NIST should launch a demonstration project through the National Cybersecurity Center of Excellence to test behavioral safety credentialing in real deployment contexts. The pilot should evaluate implementation costs, efficacy of behavioral safety controls, insurer willingness to incorporate credentialing into underwriting, and developer adoption barriers.
Recommendation 6: Coordinate with the April 2, 2026 Identity and Authorization Concept Paper.
Behavioral safety credentialing is a natural complement to agent identity and authorization standards. An agent's identity should include its verified behavioral safety posture, and authorization decisions should incorporate behavioral safety certification as a condition of deployment authorization. NIST should ensure these two work streams are coordinated.
The Box Commons is a 501(c)(6) trade association in formation, dedicated to developing independent credentialing standards for AI agent behavioral safety. We build the measurement and certification infrastructure that makes trustworthy AI verifiable — technology-agnostic standards, third-party certification, and governance no single company controls.
We bring direct experience in AI agent deployment, behavioral safety assessment methodology, and insurance market dynamics. Our work is motivated by a foundational conviction that AI agents cannot be safely and broadly deployed without recognized credentialing infrastructure — and that the absence of such infrastructure harms both the humans who interact with these systems and the trajectory of AI development itself.
We appreciate CAISI's commitment to stakeholder engagement on this critical topic and welcome the opportunity to contribute to the development of comprehensive AI agent security guidance. We are available for further consultation and would welcome participation in NIST's planned listening sessions and any subsequent working groups.
Respectfully submitted,
Brice Love, Acting Executive Director
The Box Commons
[email protected]
March 6, 2026
Behavioral misalignment occurs when an AI agent operating without external compromise causes harm through emergent behavioral patterns. This includes crisis escalation failure, psychological dependency exploitation, and behavioral drift — threats that no firewall, encryption, or access control can mitigate.

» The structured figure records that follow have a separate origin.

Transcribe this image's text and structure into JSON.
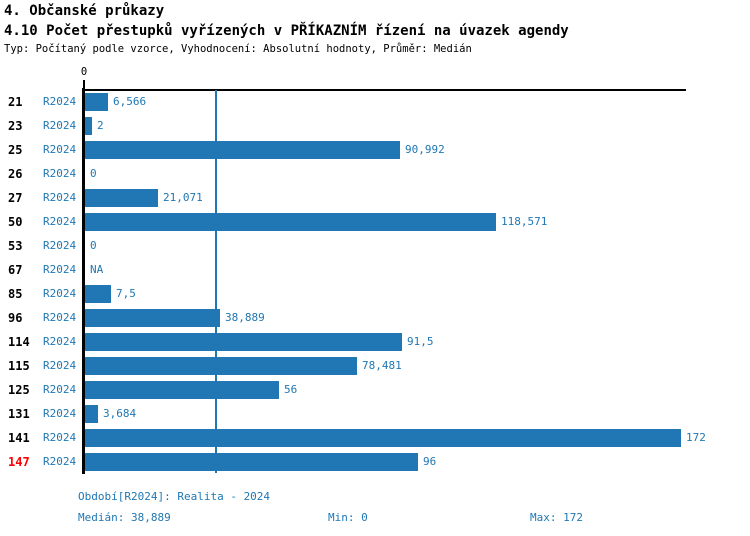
{
  "header": {
    "title": "4. Občanské průkazy",
    "subtitle": "4.10 Počet přestupků vyřízených v PŘÍKAZNÍM řízení na úvazek agendy",
    "meta": "Typ: Počítaný podle vzorce, Vyhodnocení: Absolutní hodnoty, Průměr: Medián"
  },
  "chart_data": {
    "type": "bar",
    "orientation": "horizontal",
    "title": "4.10 Počet přestupků vyřízených v PŘÍKAZNÍM řízení na úvazek agendy",
    "xlabel": "",
    "ylabel": "",
    "xlim": [
      0,
      172
    ],
    "origin_tick_label": "0",
    "median_value": 38.889,
    "series_name": "R2024",
    "grid": false,
    "legend_position": "none",
    "rows": [
      {
        "org": "21",
        "period": "R2024",
        "value": 6.566,
        "value_label": "6,566",
        "highlight": false
      },
      {
        "org": "23",
        "period": "R2024",
        "value": 2,
        "value_label": "2",
        "highlight": false
      },
      {
        "org": "25",
        "period": "R2024",
        "value": 90.992,
        "value_label": "90,992",
        "highlight": false
      },
      {
        "org": "26",
        "period": "R2024",
        "value": 0,
        "value_label": "0",
        "highlight": false
      },
      {
        "org": "27",
        "period": "R2024",
        "value": 21.071,
        "value_label": "21,071",
        "highlight": false
      },
      {
        "org": "50",
        "period": "R2024",
        "value": 118.571,
        "value_label": "118,571",
        "highlight": false
      },
      {
        "org": "53",
        "period": "R2024",
        "value": 0,
        "value_label": "0",
        "highlight": false
      },
      {
        "org": "67",
        "period": "R2024",
        "value": null,
        "value_label": "NA",
        "highlight": false
      },
      {
        "org": "85",
        "period": "R2024",
        "value": 7.5,
        "value_label": "7,5",
        "highlight": false
      },
      {
        "org": "96",
        "period": "R2024",
        "value": 38.889,
        "value_label": "38,889",
        "highlight": false
      },
      {
        "org": "114",
        "period": "R2024",
        "value": 91.5,
        "value_label": "91,5",
        "highlight": false
      },
      {
        "org": "115",
        "period": "R2024",
        "value": 78.481,
        "value_label": "78,481",
        "highlight": false
      },
      {
        "org": "125",
        "period": "R2024",
        "value": 56,
        "value_label": "56",
        "highlight": false
      },
      {
        "org": "131",
        "period": "R2024",
        "value": 3.684,
        "value_label": "3,684",
        "highlight": false
      },
      {
        "org": "141",
        "period": "R2024",
        "value": 172,
        "value_label": "172",
        "highlight": false
      },
      {
        "org": "147",
        "period": "R2024",
        "value": 96,
        "value_label": "96",
        "highlight": true
      }
    ]
  },
  "colors": {
    "bar": "#2077B4",
    "blue_text": "#1F77B4",
    "median_line": "#2077B4",
    "highlight_red": "#FF0000",
    "axis_black": "#000000"
  },
  "footer": {
    "period_line": "Období[R2024]: Realita - 2024",
    "median_label": "Medián: 38,889",
    "min_label": "Min: 0",
    "max_label": "Max: 172"
  }
}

Effective January 2026, Verisk ISO exclusionary endorsements systematically strip generative AI liability coverage from standard commercial policies, with approximately 95% carrier adoption. Specialty insurers like Armilla AI and Relm Insurance have entered the market but need standardized behavioral safety metrics to underwrite at scale.
Layer 1 is infrastructure security (authentication, access controls — currently addressed by NIST). Layer 2 is behavioral safety controls (crisis detection, content boundaries, engagement constraints). Layer 3 is external verification through third-party credentialing that audits both layers and produces insurance-grade evidence.
Garcia v. Character Technologies (M.D. Fla., 2025) ruled AI chatbots are products subject to strict liability for behavioral design defects. Gavalas v. Google LLC (N.D. Cal., 2026) alleges a frontier model contributed to a user's death through behavioral failures despite functioning as technically designed.